Since the establishment of the HeLa cell line in 1951, it has been used as a model for numerous aspects of human biology with only minimal knowledge of its genomic properties. Here we provide the first detailed characterization of the genomic landscape of one HeLa line relative to the human reference genome. We integrated SNVs, deletions, inversions, tandem duplications, and CN changes along the genome to build a HeLa Kyoto genome. This provides a resource for the community, for instance, to inform primer or RNAi design. In addition, we provide high-resolution RNA-Seq data of the HeLa transcriptome and analyze them based on this cell line’s genome sequence.
We studied the relationship between CN variation and expression. CN is expected to impact gene expression levels in a proportional manner unless dosage compensation occurs (Aït Yahya-Graison et al. 2007
; Deng and Disteche 2010
). Our results showed that for genes present at the most prevalent CN state of 3, there is no general evidence of allele-specific dosage compensation and that general compensation, if active, is not strong. This finding corroborates observations that Schlattl et al. (2011)
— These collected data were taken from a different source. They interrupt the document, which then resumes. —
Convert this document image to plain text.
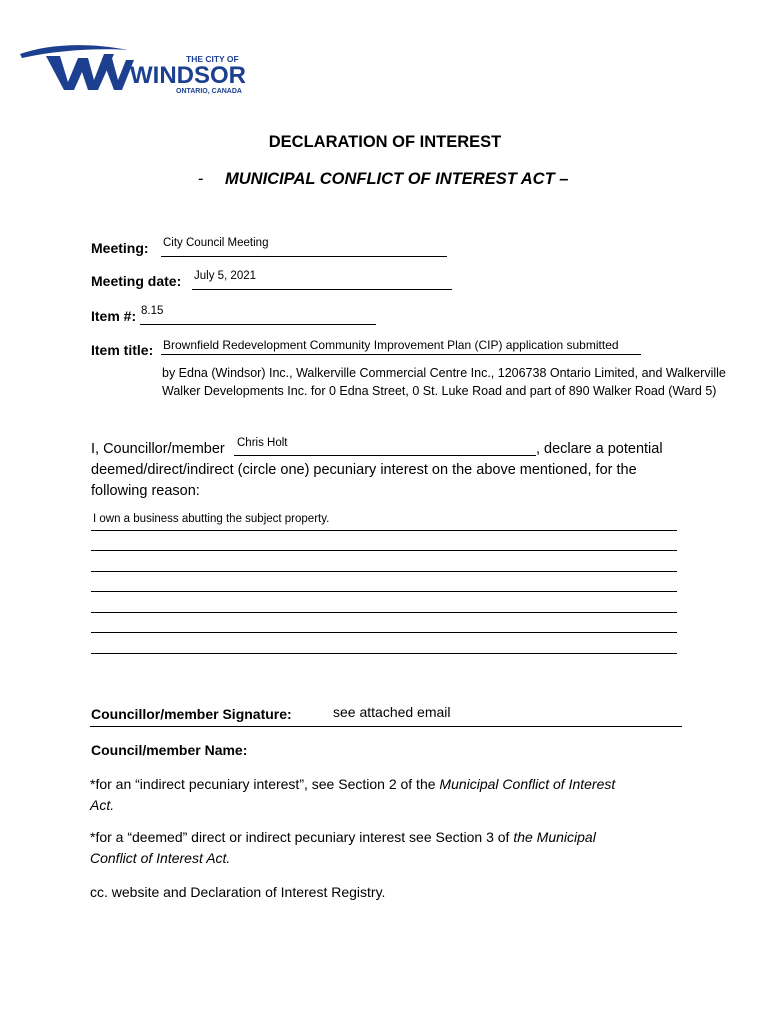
THE CITY OF
WINDSOR
ONTARIO, CANADA
DECLARATION OF INTEREST
- MUNICIPAL CONFLICT OF INTEREST ACT –
Meeting: City Council Meeting
Meeting date: July 5, 2021
Item #: 8.15
Item title: Brownfield Redevelopment Community Improvement Plan (CIP) application submitted
by Edna (Windsor) Inc., Walkerville Commercial Centre Inc., 1206738 Ontario Limited, and Walkerville
Walker Developments Inc. for 0 Edna Street, 0 St. Luke Road and part of 890 Walker Road (Ward 5)
I, Councillor/member Chris Holt	, declare a potential
deemed/direct/indirect (circle one) pecuniary interest on the above mentioned, for the
following reason:
I own a business abutting the subject property.
Councillor/member Signature:	see attached email
Council/member Name:
*for an “indirect pecuniary interest”, see Section 2 of the Municipal Conflict of Interest
Act.
*for a “deemed” direct or indirect pecuniary interest see Section 3 of the Municipal
Conflict of Interest Act.
cc. website and Declaration of Interest Registry.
have made in lymphoblastoid cell lines assessing polymorphic deletions. A lack of dosage compensation could impact the function of genes in protein complexes, where the stoichiometry of complex members is affected by CN changes.
We identified approximately 4.5 million SNVs and 0.5 million indels, in addition to ~3000 SVs, including deletions, insertions, and interchromosomal translocations (). More than 80% of these SNVs and short indels are most likely common variants segregating in the human population, since they are also present in SNV catalogs such as dbSNP (Sherry et al. 2001
) and the 1000 Genomes Project dataset (1000 Genomes Project Consortium et al. 2012
). The remaining variants likely comprise rare, tumor-specific, or cell-line-specific variants.
Our HeLa transcriptome data showed that close to 2000 genes are expressed higher than the physiological range of 16 human tissues. The functions enriched among these genes are related to proliferation, transcription, and DNA repair. The high expression of some DNA repair genes, some of which also carry potentially damaging NS mutations, suggests that even though HeLa displays high chromosomal instability, specific DNA repair mechanisms may be activated, perhaps irrespective of their effectiveness.
Our analysis is based on shotgun sequencing data of a HeLa cell line at moderate depth. Such data have specific limitations, in particular for phasing of distant variants (i.e., identifying variants co-occurring on a single chromosome) and detection of SVs affecting repetitive regions. These limitations could be overcome by additional data derived from, for example, fosmid libraries, chromosome separation, or large-scale mate pair libraries, although these experiments would be more costly and time-consuming. Here we focused on localized variants that are detectable from shotgun data, which already provide wide-ranging insights into the genomic landscape of HeLa. We expect that in future, researchers working with cell lines will routinely characterize the genomes of their lines. When the genomes of cell lines are unstable, such as for HeLa, the characterization might need to be regularly updated. We envisage that approaches similar to the one taken here might help ensure the integrity of cell lines and the quality of the biological insights derived from them.